In general, the second allo-HSCT is often considered unsafe as it is associated with adverse side effects and poor long-term survival rates in patients due to the high incidence of graft failure (GF), organ function toxicity, and infection-related complications. Schriber et al. [18] reported a clinical study of 122 unrelated patients with primary GF, who were treated with a second HSCT, demonstrating a 1-year long-term survival rate of 11% with a mortality rate of 75% after 100 days of transplantation. The incidence of GF after the second HSCT was reported as 31% (38/122), which could be referred to as the primary cause of death of the patient. In contrast, the increased infection in the patients could be another reason for the cause of death. This study pointed out the remission state of the underlying disease before the second transplantation as a significant contributor to the outcomes.
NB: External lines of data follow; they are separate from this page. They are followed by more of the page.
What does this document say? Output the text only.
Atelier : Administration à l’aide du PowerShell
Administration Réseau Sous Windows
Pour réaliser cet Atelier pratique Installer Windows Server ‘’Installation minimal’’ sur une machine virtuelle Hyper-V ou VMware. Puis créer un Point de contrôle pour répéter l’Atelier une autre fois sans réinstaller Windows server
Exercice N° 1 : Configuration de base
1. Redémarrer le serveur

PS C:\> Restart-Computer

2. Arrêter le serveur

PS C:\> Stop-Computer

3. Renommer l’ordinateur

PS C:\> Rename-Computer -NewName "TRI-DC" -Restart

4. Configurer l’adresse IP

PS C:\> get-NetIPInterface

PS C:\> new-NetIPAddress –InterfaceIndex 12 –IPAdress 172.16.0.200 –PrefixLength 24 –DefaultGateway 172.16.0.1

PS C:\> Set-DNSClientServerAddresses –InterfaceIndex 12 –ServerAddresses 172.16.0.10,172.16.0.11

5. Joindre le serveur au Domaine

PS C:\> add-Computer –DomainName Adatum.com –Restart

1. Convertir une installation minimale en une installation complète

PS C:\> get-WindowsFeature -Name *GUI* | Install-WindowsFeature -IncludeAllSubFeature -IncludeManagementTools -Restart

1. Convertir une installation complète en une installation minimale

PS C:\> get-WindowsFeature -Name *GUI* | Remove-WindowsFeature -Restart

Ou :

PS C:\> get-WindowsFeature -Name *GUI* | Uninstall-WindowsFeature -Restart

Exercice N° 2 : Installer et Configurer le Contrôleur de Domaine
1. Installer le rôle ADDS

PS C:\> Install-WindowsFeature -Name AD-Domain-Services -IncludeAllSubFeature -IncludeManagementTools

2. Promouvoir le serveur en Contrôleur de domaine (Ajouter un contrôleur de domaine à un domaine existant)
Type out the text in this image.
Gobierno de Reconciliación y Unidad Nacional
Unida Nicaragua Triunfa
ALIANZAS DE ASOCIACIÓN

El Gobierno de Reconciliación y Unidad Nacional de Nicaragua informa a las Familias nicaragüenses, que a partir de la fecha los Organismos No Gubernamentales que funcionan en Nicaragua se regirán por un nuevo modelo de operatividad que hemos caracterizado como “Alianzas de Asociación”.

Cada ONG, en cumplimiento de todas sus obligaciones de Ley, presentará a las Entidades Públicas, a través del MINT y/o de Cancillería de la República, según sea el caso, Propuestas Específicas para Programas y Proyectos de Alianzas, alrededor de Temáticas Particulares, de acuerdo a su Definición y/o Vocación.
Moreover, the authors demonstrated that acute and chronic GVHD risks were usually higher if the mother was applied as a donor. Nevertheless, our data showed that the probability of developing GVHD in the case of the mother as a donor was not significantly higher after a second HSCT.

Conclusion

In summary, the study has explored the efficacy of second allo-HSCT for engraftment failure in HLH patients. The experimental results indicated a success rate of 80% of cases. Considering the need for longer study cycles, retrospective background analysis, and different patient types, further prospective studies are required to predict the relevant factors for the success of second allo-HSCT treatment. Together, we firmly believe that the second allo-HSCT showed great potential and as a feasible treatment strategy for engraftment failure after the first allo-HSCT for the hemophagocytic syndrome.